In Grit, two half brothers, both ex soldiers, broken and nursing the illusion of failure, are goaded by two separate political groups to run for the office of chairman. In a twist, the two political parties end up as one with a single aim: to maim the family from the inside. The brothers are left to deal with the implications of their decisions, and the cloud of guilt and death that hovers over them.
Obari Gomba’s Grit is one of those powerful plays that leave a lasting impression. The book gives him his fifth Nigeria Prize for Literature nomination since 2013. It could win this time. Grit is compact, carefully measured, and properly sequenced. It explains what happens when a family lets itself get divided from the inside. It centralises betrayal, loyalty, grief, and service to one’s country. Pa Nyimenu’s words are central to the play’s motive: “We are beautiful with our clothes on. Without them, we bare our blemishes.” We are only as good as the image we paint of our family. The book makes it a point to admonish this from the get-go.
The play starts at the end of the story. There is chaos outside, and Pa Nyimenu, the family’s patriarch and former activist, bemoans the fate of his home. War is coming to his doorsteps and there’s little that can be undone. He is left to patch up what he can. The real tragedy of the scene becomes more profound as the story begins and we encounter what led to this.
Gomba takes a didactic route. Like many African plays, this one, too, is preachy, but it does it so well it is easy to overlook its prescriptivism. The work takes on a particular texture from the beginning and sustains it to the end. There is no affectation or missteps by the playwright. His language is strong. Suspense is sustained. Motivations are clear. The arcs settle well to a conclusive and satisfactory end.
No home is perfect, Grit cautions. There is a deep psychological nuance that overcomes a home in time. Time moves and the people with it. Mistakes are made, and there could be guilt. At the center of these is war. The war they fought in and the neglect they face in the hands of the nation they served turns them to men who believe they have nothing more significant to offer the world. Oyesllo and Okote lose their mother to the “goons of the government” during a market protest. And although Oyesllo avenges her death by killing the murderer, he turns to work for the same government. Even when he admits his plans to bring down the party from the inside when he becomes chairman, there’s enough doubt to infer he would not do so.
It is remarkable how Gomba elevates the place of women in his play. The women in the story are torchbearers. They function as active agents of reason and change in a world filled with madness. The play does not show her, but the family’s matriarch fights for fair levies for the market woman and loses her life in the process when she is shot and her corpse dragged in the market. Oyesllo’s wife, Nmade, in a rare show of foresight, sees through the antics of the women led by Matefi who convince Oyesllo to join the party to vie for chairman. Bulu, Okote’s girlfriend, is also fortified with agency as a woman in a male-dominated world.

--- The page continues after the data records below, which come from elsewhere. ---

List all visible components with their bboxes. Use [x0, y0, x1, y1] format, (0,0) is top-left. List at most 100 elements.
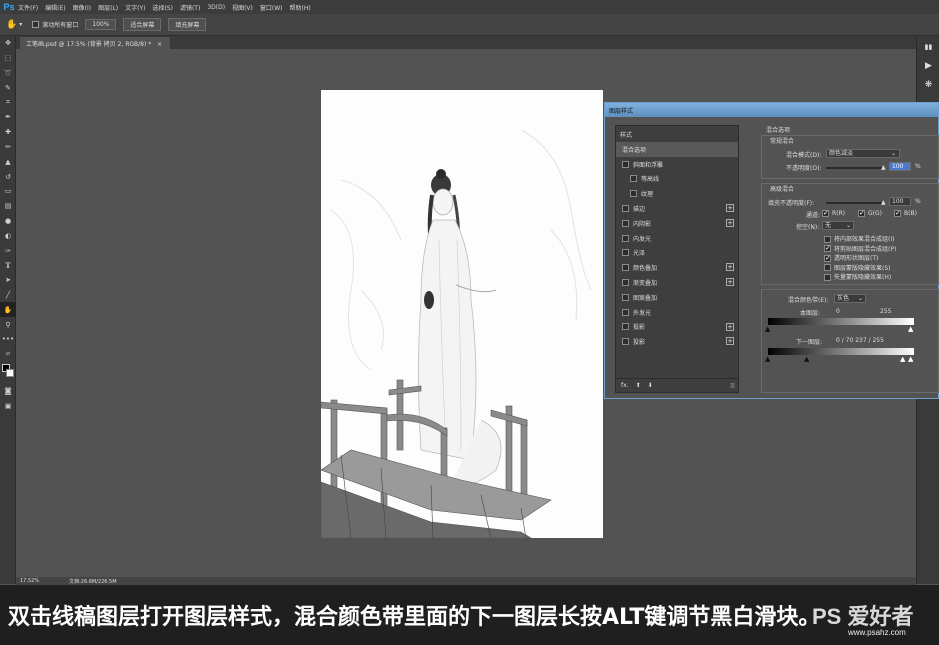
- foreground-background-color-swatch[interactable]: [0, 362, 16, 384]
- channel-r-checkbox[interactable]: [822, 209, 829, 217]
- opacity-input[interactable]: 100: [889, 162, 911, 171]
- quick-mask-icon[interactable]: ◙: [0, 384, 16, 399]
- knockout-select[interactable]: 无 ⌄: [822, 221, 854, 230]
- advanced-option-checkbox[interactable]: [824, 264, 831, 271]
- add-style-instance-button[interactable]: +: [726, 218, 734, 227]
- hand-tool-icon[interactable]: ✋: [0, 302, 16, 318]
- advanced-option[interactable]: 图层蒙版隐藏效果(S): [824, 263, 896, 273]
- fill-opacity-slider[interactable]: [826, 202, 884, 204]
- history-brush-tool-icon[interactable]: ↺: [0, 169, 16, 184]
- style-checkbox[interactable]: [630, 190, 637, 198]
- blend-if-select[interactable]: 灰色 ⌄: [834, 294, 866, 303]
- style-item[interactable]: 颜色叠加 +: [616, 260, 738, 275]
- menu-select[interactable]: 选择(S): [152, 3, 173, 12]
- trash-icon[interactable]: ▥: [730, 382, 736, 389]
- advanced-option[interactable]: 将剪贴图层混合成组(P): [824, 244, 896, 254]
- menu-view[interactable]: 视图(V): [232, 3, 253, 12]
- style-item[interactable]: 混合选项: [616, 142, 738, 157]
- add-style-instance-button[interactable]: +: [726, 263, 734, 272]
- actions-panel-icon[interactable]: ▶: [917, 58, 939, 74]
- document-canvas[interactable]: [321, 90, 603, 538]
- style-checkbox[interactable]: [622, 279, 629, 287]
- opacity-slider-handle[interactable]: ▲: [881, 164, 886, 171]
- opacity-slider[interactable]: [826, 167, 884, 169]
- move-down-icon[interactable]: ⬇: [648, 382, 653, 389]
- zoom-100-button[interactable]: 100%: [85, 19, 117, 30]
- channel-g-checkbox[interactable]: [858, 209, 865, 217]
- tool-preset-dropdown-icon[interactable]: ▾: [19, 21, 22, 28]
- style-checkbox[interactable]: [630, 175, 637, 183]
- style-checkbox[interactable]: [622, 205, 629, 213]
- this-layer-white-slider[interactable]: ▲: [908, 325, 913, 333]
- more-tools-icon[interactable]: •••: [0, 332, 16, 347]
- lasso-tool-icon[interactable]: ➰: [0, 66, 16, 81]
- advanced-option[interactable]: 透明形状图层(T): [824, 253, 896, 263]
- zoom-tool-icon[interactable]: ⚲: [0, 317, 16, 332]
- style-item[interactable]: 投影 +: [616, 320, 738, 335]
- advanced-option-checkbox[interactable]: [824, 273, 831, 281]
- add-style-instance-button[interactable]: +: [726, 322, 734, 331]
- style-item[interactable]: 内阴影 +: [616, 216, 738, 231]
- style-item[interactable]: 描边 +: [616, 201, 738, 216]
- marquee-tool-icon[interactable]: ⬚: [0, 51, 16, 66]
- clone-stamp-tool-icon[interactable]: ▲: [0, 154, 16, 169]
- advanced-option-checkbox[interactable]: [824, 254, 831, 262]
- menu-window[interactable]: 窗口(W): [260, 3, 283, 12]
- close-tab-icon[interactable]: ×: [157, 41, 162, 48]
- dialog-title-bar[interactable]: 图层样式: [605, 103, 938, 117]
- style-checkbox[interactable]: [622, 160, 629, 168]
- style-checkbox[interactable]: [622, 219, 629, 227]
- gradient-tool-icon[interactable]: ▤: [0, 199, 16, 214]
- zoom-level[interactable]: 17.52%: [20, 578, 39, 584]
- menu-filter[interactable]: 滤镜(T): [180, 3, 200, 12]
- screen-mode-icon[interactable]: ▣: [0, 398, 16, 413]
- properties-panel-icon[interactable]: ❋: [917, 77, 939, 93]
- menu-3d[interactable]: 3D(D): [207, 4, 225, 11]
- style-item[interactable]: 渐变叠加 +: [616, 275, 738, 290]
- style-checkbox[interactable]: [622, 323, 629, 331]
- menu-image[interactable]: 图像(I): [73, 3, 91, 12]
- style-item[interactable]: 斜面和浮雕: [616, 157, 738, 172]
- styles-header[interactable]: 样式: [616, 126, 738, 142]
- advanced-option-checkbox[interactable]: [824, 244, 831, 252]
- style-item[interactable]: 投影 +: [616, 334, 738, 349]
- style-item[interactable]: 光泽: [616, 246, 738, 261]
- menu-edit[interactable]: 编辑(E): [45, 3, 65, 12]
- move-tool-icon[interactable]: ✥: [0, 36, 16, 51]
- fill-opacity-slider-handle[interactable]: ▲: [881, 199, 886, 206]
- this-layer-black-slider[interactable]: ▲: [765, 325, 770, 333]
- add-style-instance-button[interactable]: +: [726, 337, 734, 346]
- advanced-option-checkbox[interactable]: [824, 235, 831, 243]
- fill-screen-button[interactable]: 填充屏幕: [168, 18, 207, 31]
- advanced-option[interactable]: 将内部效果混合成组(I): [824, 234, 896, 244]
- underlying-white-slider-right[interactable]: ▲: [908, 355, 913, 363]
- style-item[interactable]: 纹理: [616, 186, 738, 201]
- style-item[interactable]: 外发光: [616, 305, 738, 320]
- channel-b-option[interactable]: B(B): [894, 209, 917, 217]
- history-panel-icon[interactable]: ▮▮: [917, 39, 939, 55]
- fill-opacity-input[interactable]: 100: [889, 197, 911, 206]
- menu-help[interactable]: 帮助(H): [290, 3, 311, 12]
- quick-select-tool-icon[interactable]: ✎: [0, 80, 16, 95]
- advanced-option[interactable]: 矢量蒙版隐藏效果(H): [824, 272, 896, 282]
- style-checkbox[interactable]: [622, 308, 629, 316]
- underlying-black-slider-right[interactable]: ▲: [804, 355, 809, 363]
- healing-brush-tool-icon[interactable]: ✚: [0, 125, 16, 140]
- document-tab[interactable]: 工笔画.psd @ 17.5% (背景 拷贝 2, RGB/8) * ×: [20, 37, 171, 49]
- add-style-instance-button[interactable]: +: [726, 278, 734, 287]
- blend-mode-select[interactable]: 颜色减淡 ⌄: [826, 149, 900, 158]
- brush-tool-icon[interactable]: ✏: [0, 140, 16, 155]
- add-style-instance-button[interactable]: +: [726, 204, 734, 213]
- style-checkbox[interactable]: [622, 338, 629, 346]
- menu-layer[interactable]: 图层(L): [98, 3, 118, 12]
- pen-tool-icon[interactable]: ✑: [0, 243, 16, 258]
- style-item[interactable]: 图案叠加: [616, 290, 738, 305]
- style-checkbox[interactable]: [622, 249, 629, 257]
- channel-g-option[interactable]: G(G): [858, 209, 882, 217]
- underlying-black-slider-left[interactable]: ▲: [765, 355, 770, 363]
- line-tool-icon[interactable]: ╱: [0, 288, 16, 303]
- menu-file[interactable]: 文件(F): [18, 3, 38, 12]
- style-checkbox[interactable]: [622, 264, 629, 272]
- channel-r-option[interactable]: R(R): [822, 209, 845, 217]
- channel-b-checkbox[interactable]: [894, 209, 901, 217]
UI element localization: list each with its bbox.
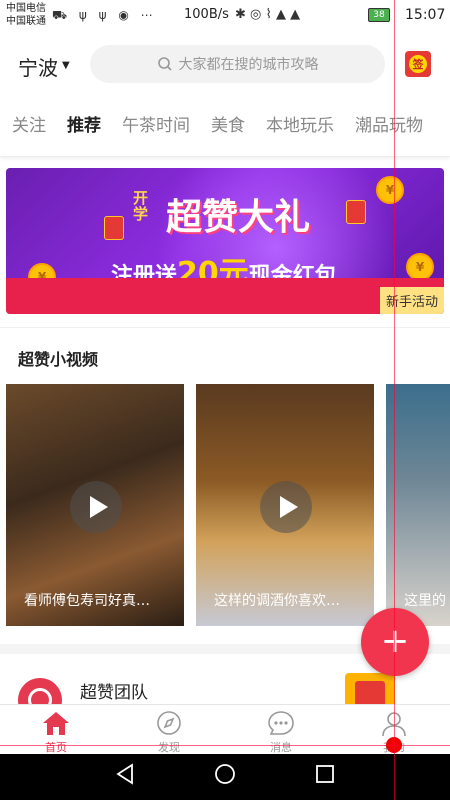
search-placeholder: 大家都在搜的城市攻略 bbox=[178, 57, 319, 73]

But it would be unfair to box the play’s profile into any single tag. The work is magnificent and multifaceted in how it renders not only the damaging effects of sibling rivalry, but also how the passage of time subdues the authority of the leader of the home. Pa Nyimenu loses grip of his home and children. “What can an old man do? They are too strong,” he says, resigning to his powerlessness over his own home. Time emasculates, and the playwright paints this picture in subtle strokes. Even when Pa Nyimenu gathers his old allies to fight the enemies against his house, they fail and acknowledge that their intelligence has become “slow and poor.”
There is much value in Obari Gomba’s play. He brought me into the events and wrapped me in its closure. I became a part of the audience seeing the play in real time. It’s easy, then, to empathise with the women of Sonofa, as much as it takes no effort to understand the rationale of Bulu who refuses to bring Okote’s child into the battleground of the world. The play is that imaginative and vivid. Gomba shows himself as a skilled dramatist. He successfully delves into the lives of his characters and lets us into their world, their perception of it, and their temperament. He does this while driving the story as measuredly as possible, mounting layers and layers of grit until we finally come into the full statue. And it is such a beauty to see.